Oral antiviral therapy is strongly recommended for patients who are older than 50 and those who have moderate-to-severe pain or rash—or whose rash appears somewhere other than the trunk.² But given the safety of oral antiviral agents, treatment can be considered for younger patients and those with milder cases of HZ, as well. (Routine use of antiviral agents is not indicated for unexplained unilateral pain, as varicella zoster infection without the classic rash [zoster sine herpete] is a rare cause.¹⁶)

Results regarding the efficacy of oral antiviral agents for reducing the duration of chronic pain and preventing PHN are mixed.² A recent Cochrane review concluded that oral acyclovir does not significantly reduce the incidence of PHN and that there is insufficient evidence to determine if other antivirals do.¹⁷

TABLE
FDA-approved oral antiviral regimens

Drug	Dosing regimen	Cost of regimen*
Acyclovir	800 mg 5 times/d for 7-10 days	$55.97
Famciclovir	500 mg tid for 7 days	$319.99
Valacyclovir	1000 mg tid for 7 days	$315.99
*Source: http://www.drugstore.com. Accessed December 6, 2010.

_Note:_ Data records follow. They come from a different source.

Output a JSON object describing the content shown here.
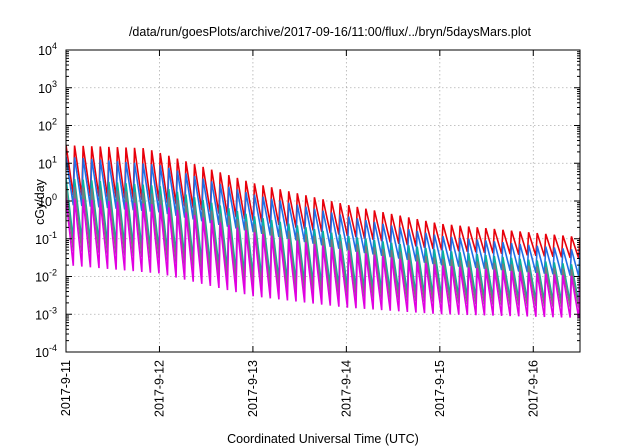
{
  "chart_data": {
    "type": "line",
    "title": "/data/run/goesPlots/archive/2017-09-16/11:00/flux/../bryn/5daysMars.plot",
    "xlabel": "Coordinated Universal Time (UTC)",
    "ylabel": "cGy/day",
    "yscale": "log",
    "ylim": [
      0.0001,
      10000
    ],
    "xlim": [
      "2017-09-11",
      "2017-09-16T12:00"
    ],
    "y_ticks": [
      {
        "base": "10",
        "exp": "-4",
        "value": 0.0001
      },
      {
        "base": "10",
        "exp": "-3",
        "value": 0.001
      },
      {
        "base": "10",
        "exp": "-2",
        "value": 0.01
      },
      {
        "base": "10",
        "exp": "-1",
        "value": 0.1
      },
      {
        "base": "10",
        "exp": "0",
        "value": 1
      },
      {
        "base": "10",
        "exp": "1",
        "value": 10
      },
      {
        "base": "10",
        "exp": "2",
        "value": 100
      },
      {
        "base": "10",
        "exp": "3",
        "value": 1000
      },
      {
        "base": "10",
        "exp": "4",
        "value": 10000
      }
    ],
    "x_ticks": [
      "2017-9-11",
      "2017-9-12",
      "2017-9-13",
      "2017-9-14",
      "2017-9-15",
      "2017-9-16"
    ],
    "grid": true,
    "sawtooth_cycles": 60,
    "series": [
      {
        "color": "#e8000b",
        "peaks": [
          [
            0,
            30
          ],
          [
            0.85,
            25
          ],
          [
            2.0,
            3
          ],
          [
            3.0,
            0.8
          ],
          [
            4.0,
            0.25
          ],
          [
            5.5,
            0.11
          ]
        ],
        "troughs": [
          [
            0,
            1.5
          ],
          [
            1.0,
            1.0
          ],
          [
            2.0,
            0.3
          ],
          [
            3.0,
            0.12
          ],
          [
            4.0,
            0.05
          ],
          [
            5.5,
            0.03
          ]
        ]
      },
      {
        "color": "#1f6fe6",
        "peaks": [
          [
            0,
            15
          ],
          [
            1.0,
            9
          ],
          [
            2.0,
            1.5
          ],
          [
            3.0,
            0.4
          ],
          [
            4.0,
            0.12
          ],
          [
            5.5,
            0.05
          ]
        ],
        "troughs": [
          [
            0,
            0.8
          ],
          [
            1.0,
            0.5
          ],
          [
            2.0,
            0.15
          ],
          [
            3.0,
            0.05
          ],
          [
            4.0,
            0.02
          ],
          [
            5.5,
            0.01
          ]
        ]
      },
      {
        "color": "#0ab39c",
        "peaks": [
          [
            0,
            4
          ],
          [
            1.0,
            2.5
          ],
          [
            2.0,
            0.4
          ],
          [
            3.0,
            0.12
          ],
          [
            4.0,
            0.05
          ],
          [
            5.5,
            0.02
          ]
        ],
        "troughs": [
          [
            0,
            0.1
          ],
          [
            1.0,
            0.05
          ],
          [
            2.0,
            0.01
          ],
          [
            3.0,
            0.005
          ],
          [
            4.0,
            0.003
          ],
          [
            5.5,
            0.002
          ]
        ]
      },
      {
        "color": "#7a7a7a",
        "peaks": [
          [
            0,
            2.5
          ],
          [
            1.0,
            1.5
          ],
          [
            2.0,
            0.25
          ],
          [
            3.0,
            0.08
          ],
          [
            4.0,
            0.03
          ],
          [
            5.5,
            0.015
          ]
        ],
        "troughs": [
          [
            0,
            0.05
          ],
          [
            1.0,
            0.03
          ],
          [
            2.0,
            0.006
          ],
          [
            3.0,
            0.003
          ],
          [
            4.0,
            0.002
          ],
          [
            5.5,
            0.0015
          ]
        ]
      },
      {
        "color": "#e100e1",
        "peaks": [
          [
            0,
            1.2
          ],
          [
            1.0,
            0.8
          ],
          [
            2.0,
            0.15
          ],
          [
            3.0,
            0.05
          ],
          [
            4.0,
            0.02
          ],
          [
            5.5,
            0.01
          ]
        ],
        "troughs": [
          [
            0,
            0.02
          ],
          [
            1.0,
            0.012
          ],
          [
            2.0,
            0.003
          ],
          [
            3.0,
            0.0015
          ],
          [
            4.0,
            0.001
          ],
          [
            5.5,
            0.0008
          ]
        ]
      }
    ]
  }
}
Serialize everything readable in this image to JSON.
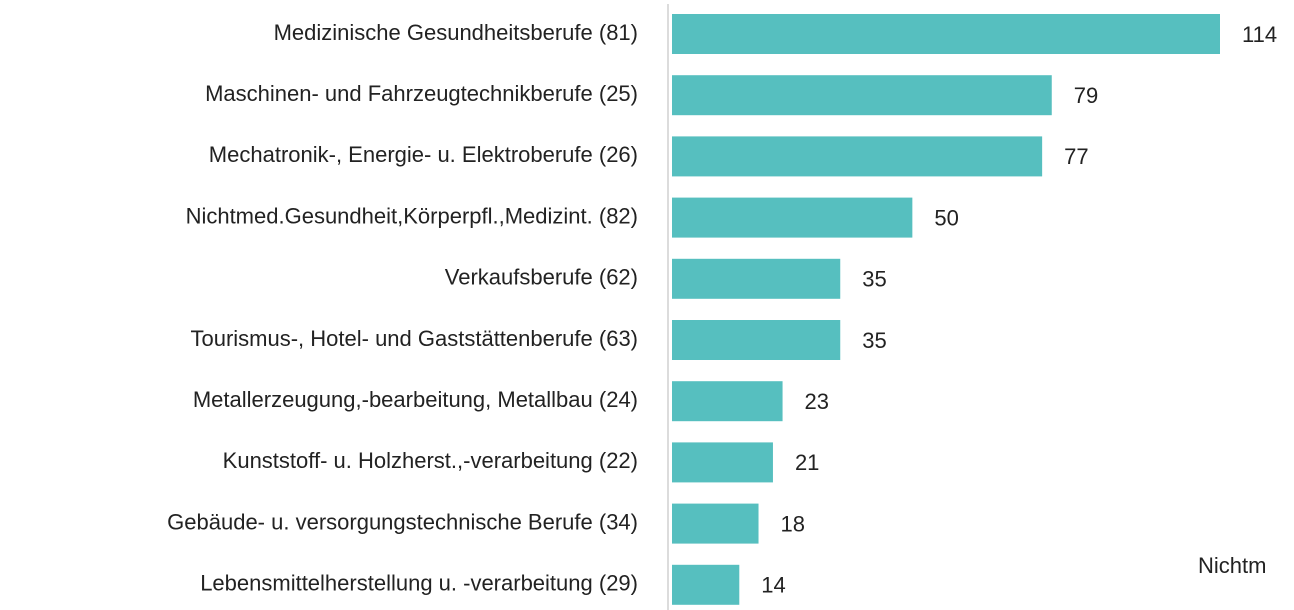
{
  "chart_data": {
    "type": "bar",
    "orientation": "horizontal",
    "categories": [
      "Medizinische Gesundheitsberufe (81)",
      "Maschinen- und Fahrzeugtechnikberufe (25)",
      "Mechatronik-, Energie- u. Elektroberufe (26)",
      "Nichtmed.Gesundheit,Körperpfl.,Medizint. (82)",
      "Verkaufsberufe (62)",
      "Tourismus-, Hotel- und Gaststättenberufe (63)",
      "Metallerzeugung,-bearbeitung, Metallbau (24)",
      "Kunststoff- u. Holzherst.,-verarbeitung (22)",
      "Gebäude- u. versorgungstechnische Berufe (34)",
      "Lebensmittelherstellung u. -verarbeitung (29)"
    ],
    "values": [
      114,
      79,
      77,
      50,
      35,
      35,
      23,
      21,
      18,
      14
    ],
    "color": "#56bfbf",
    "annotation": "Nichtm"
  }
}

Add a corticosteroid? The evidence is mixed
Oral corticosteroids have been studied as an adjunct to antiviral therapy for the treatment of HZ. One clinical trial of 208 immunocompetent adults older than 50 found that the addition of a 21-day prednisone taper to acyclovir led to accelerated healing of cutaneous lesions, cessation of analgesic use, and return to normal activities and uninterrupted sleep.¹⁸ However, this study and another randomized trial of oral corticosteroids did not show that steroids had any effect on longer-term pain relief or the development of PHN.^18,19 A recent Cochrane review concluded that there is insufficient evidence that corticosteroids are safe or effective in the prevention of PHN.²⁰ Given the potential adverse effects of oral corticosteroids, their use should be weighed carefully.